The most ancient evidence of human use of metals is the remains of metal products in archaeological finds. Images of metallurgical processes are found on art monuments dating back to ancient times. There are references to the receipt and use of metal in the most ancient written monuments. Before the use of metal, mankind for hundreds of thousands of years experienced the Stone Age, an era when tools and weapons were made of stone, wood and bone. The transition to the use of metal in different parts of the world took place at different times. This is confirmed by the fact that in the regions of America, Africa and the Pacific Ocean, which were discovered by Europeans already in modern times, they discovered tribes and peoples that were at different stages of material culture, from the Stone Age to the Iron Age. A very ancient trace of primitive metallurgy was discovered in tropical Africa on the Kafue River, a tributary of the Zambezi, where the remains of ancient iron-smelting furnaces, slag and an iron ore ax dating back to the third millennium BC were found. e.
Among the tribes that inhabited Western Siberia, the processing of iron began about a thousand years BC. e. But only around the III-II centuries. in Western Siberia, iron tools completely replaced bronze. In the cemeteries – mounds of Altai, scientists found iron knives and arrowheads, indicating the receipt of iron 400-800 BC. e.
The first metals that fell into the hands of man for 5-6 thousand years BC. e., there were easily noticeable native metals, first of all gold, then copper and silver, as well as meteoric iron. At first, man could not yet distinguish between stone and metal, applying to the latter the already familiar methods of stone processing. At this stage, the metal was still of little use, since copper and iron were difficult to process, and gold was inferior in mechanical properties to well-crafted flint and was suitable mainly only for the manufacture of household utensils and jewelry. .

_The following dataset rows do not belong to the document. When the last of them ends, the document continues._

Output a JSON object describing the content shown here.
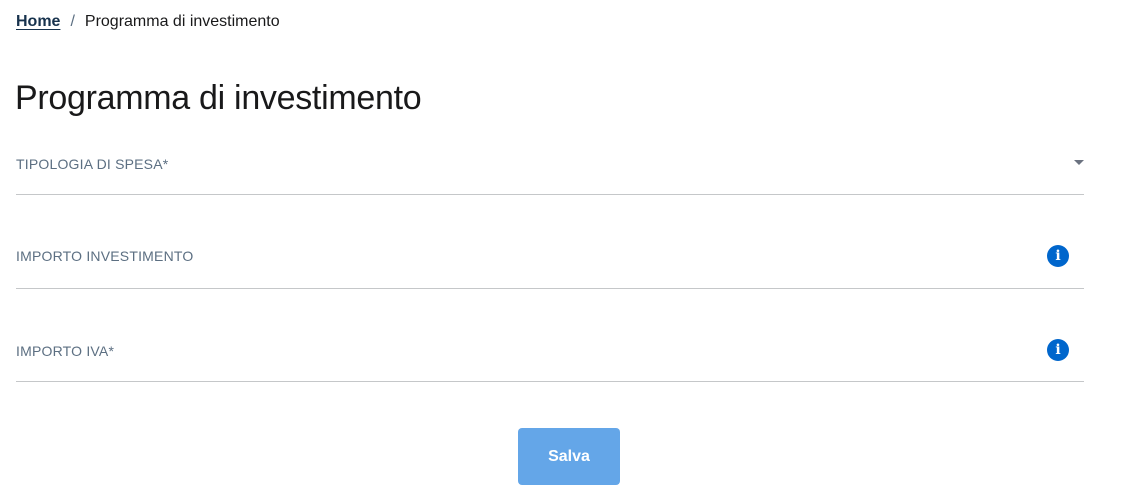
{
  "breadcrumb": {
    "home": "Home",
    "separator": "/",
    "current": "Programma di investimento"
  },
  "page": {
    "title": "Programma di investimento"
  },
  "form": {
    "tipologia_spesa": {
      "label": "TIPOLOGIA DI SPESA*",
      "icon": "chevron-down-icon"
    },
    "importo_investimento": {
      "label": "IMPORTO INVESTIMENTO",
      "icon": "info-icon"
    },
    "importo_iva": {
      "label": "IMPORTO IVA*",
      "icon": "info-icon"
    },
    "info_glyph": "i",
    "save_label": "Salva"
  },
  "colors": {
    "link": "#17324d",
    "info_icon": "#0066cc",
    "save_button": "#64a6e8",
    "field_label": "#5c6f82",
    "divider": "#c5c7c9"
  }
}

Then there was a transition from cold to hot forging copper. This made it possible to obtain high-quality copper products, significantly superior to tools and weapons made of stone and wood. The question of further stages in the development of copper metallurgy remains controversial. Previously, there was an opinion that its hot forging was followed by the invention of casting, and only later – the smelting of copper from oxidized and carbonate copper ores (malachite, azurite) found in the locations of native copper: these green and blue ores are striking, and their metallic processing is very simple. This view is currently disputed, since the melting of copper for casting requires a higher temperature (on the order of 1,100 °) than the reduction of oxidized and carbonate copper fleeces. In ordinary wood-burning fires without artificial blast, a temperature of no higher than 600°-700° can be reached. Higher temperatures and a reducing atmosphere could only be obtained in primitive kilns, which have been used since ancient times for firing pottery. However, the melting point can be raised with the help of fluorites. Already in antiquity, in order to reduce the melting point, metallurgists began to use fluorites (fluorspar, fluorites come in different colors: purple, yellow, green, rarely colorless) and could produce steel at a temperature of 1100 – 1200 degrees, instead of 1530-1700 degrees, which made it possible to spend less fuel (wood or coal) in steelmaking, obtaining very durable iron products. Fluorites in Rus' were called gems.